In the first model (change in median home value), the number of college graduates (log_col) had the largest impact. In the second model (median home value growth), vacant housing (log_vacant) had the largest impact.
The number of college graduates and vacant housing significantly influenced changes in home values and home value growth, while the number of professional occupations did not have a significant effect.
So, 2/3 predictions were correct.
This analysis explored the relationship between the change in median home value and the growth in median home value with three variables: % of college graduates, % of vacant housing, and % of professional occupations. The % of college graduates and % of vacant housing significantly influenced changes in home values and home value growth.
In the first analysis (model 1), areas with more college graduates experienced a greater increase in median home value. In contrast, areas with more vacant housing saw a smaller increase or even a decrease in median home value. In the second analysis (model 2), the growth of median home values was also significantly influenced by the number of college graduates and vacant housing. However, the number of vacant houses had a more substantial impact on home value growth in this model.

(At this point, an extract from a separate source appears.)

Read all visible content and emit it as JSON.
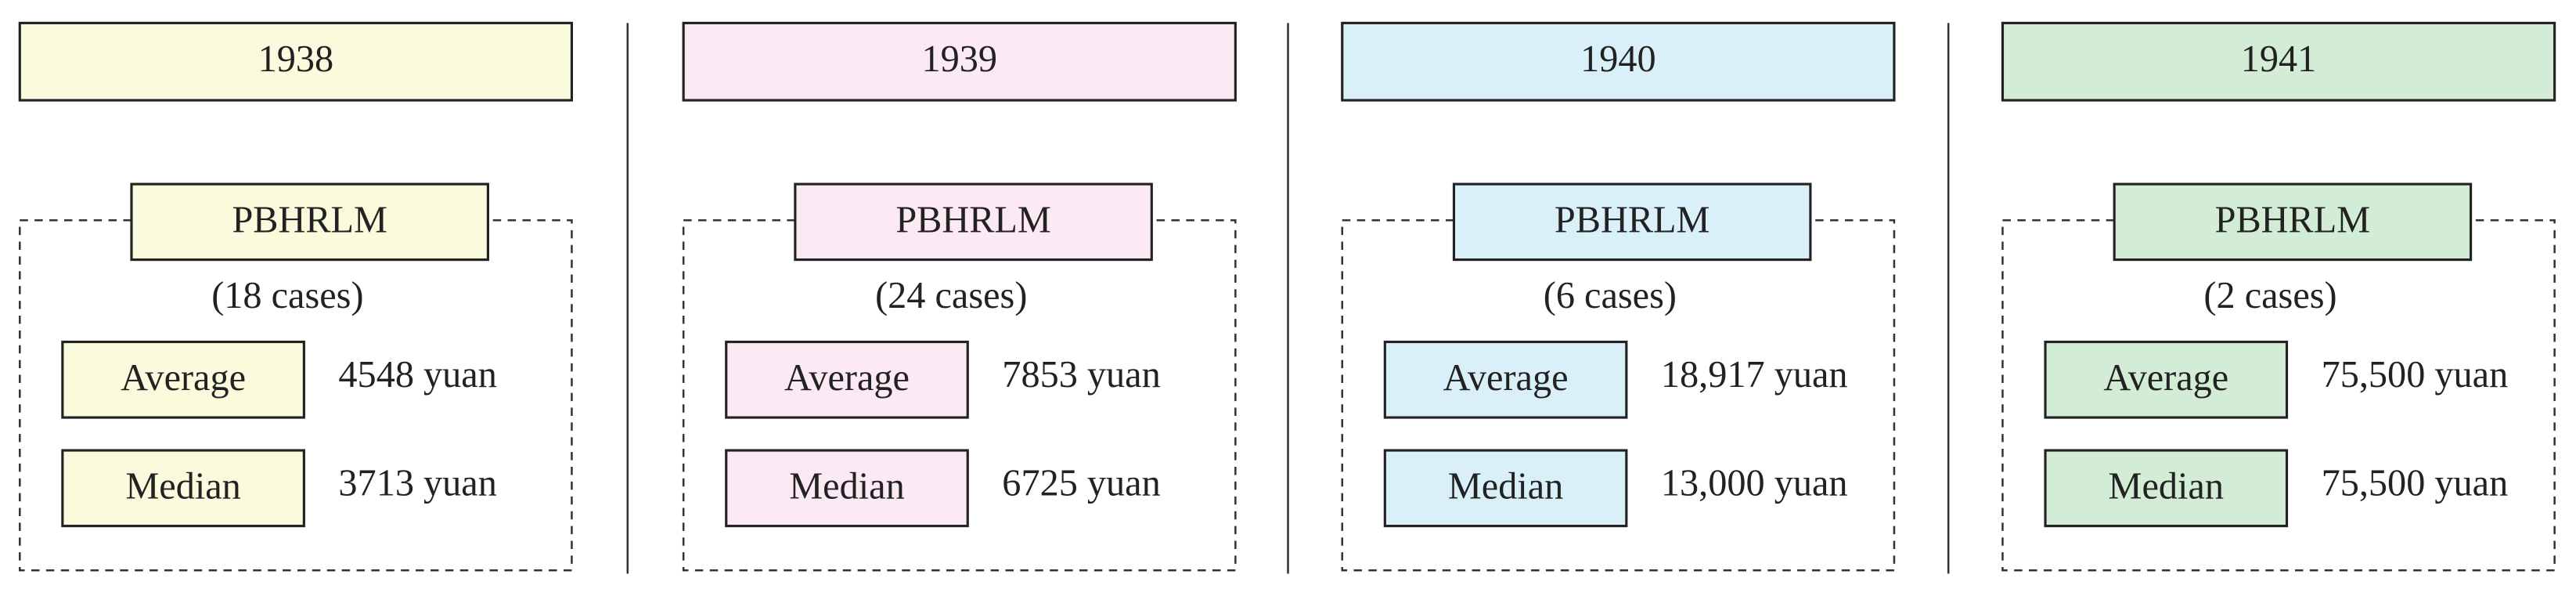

The number of professional occupations did not have a significant effect on either change in home values or home value growth.
I will be calculating the effect sizes using the full models
model1 <- lm(mhv.change ~ log_col + log_vacant + log_prof, data = reg.data)
and
model2 <- lm(mhv.growth ~ log_col + log_vacant + log_prof, data = reg.data)
as to interpret the relative importance of each variable in predicting
the outcome.
| Model | Log College Graduates | Log Vacant Housing | Log Professional Occupations |
|---|---|---|---|
| Change in Median Home Value | 23315.80752 | -7215.335742 | 1222.3555446 |
| Median Home Value Growth | 1.06811 | 1.343253 | 0.6547517 |
I model 1, college graduates has the largest effect size, indicating that it has the most significant impact on the outcome. In model 2, vacant housing has the largest effect size, and the log of professional occupations has the smallest effect size.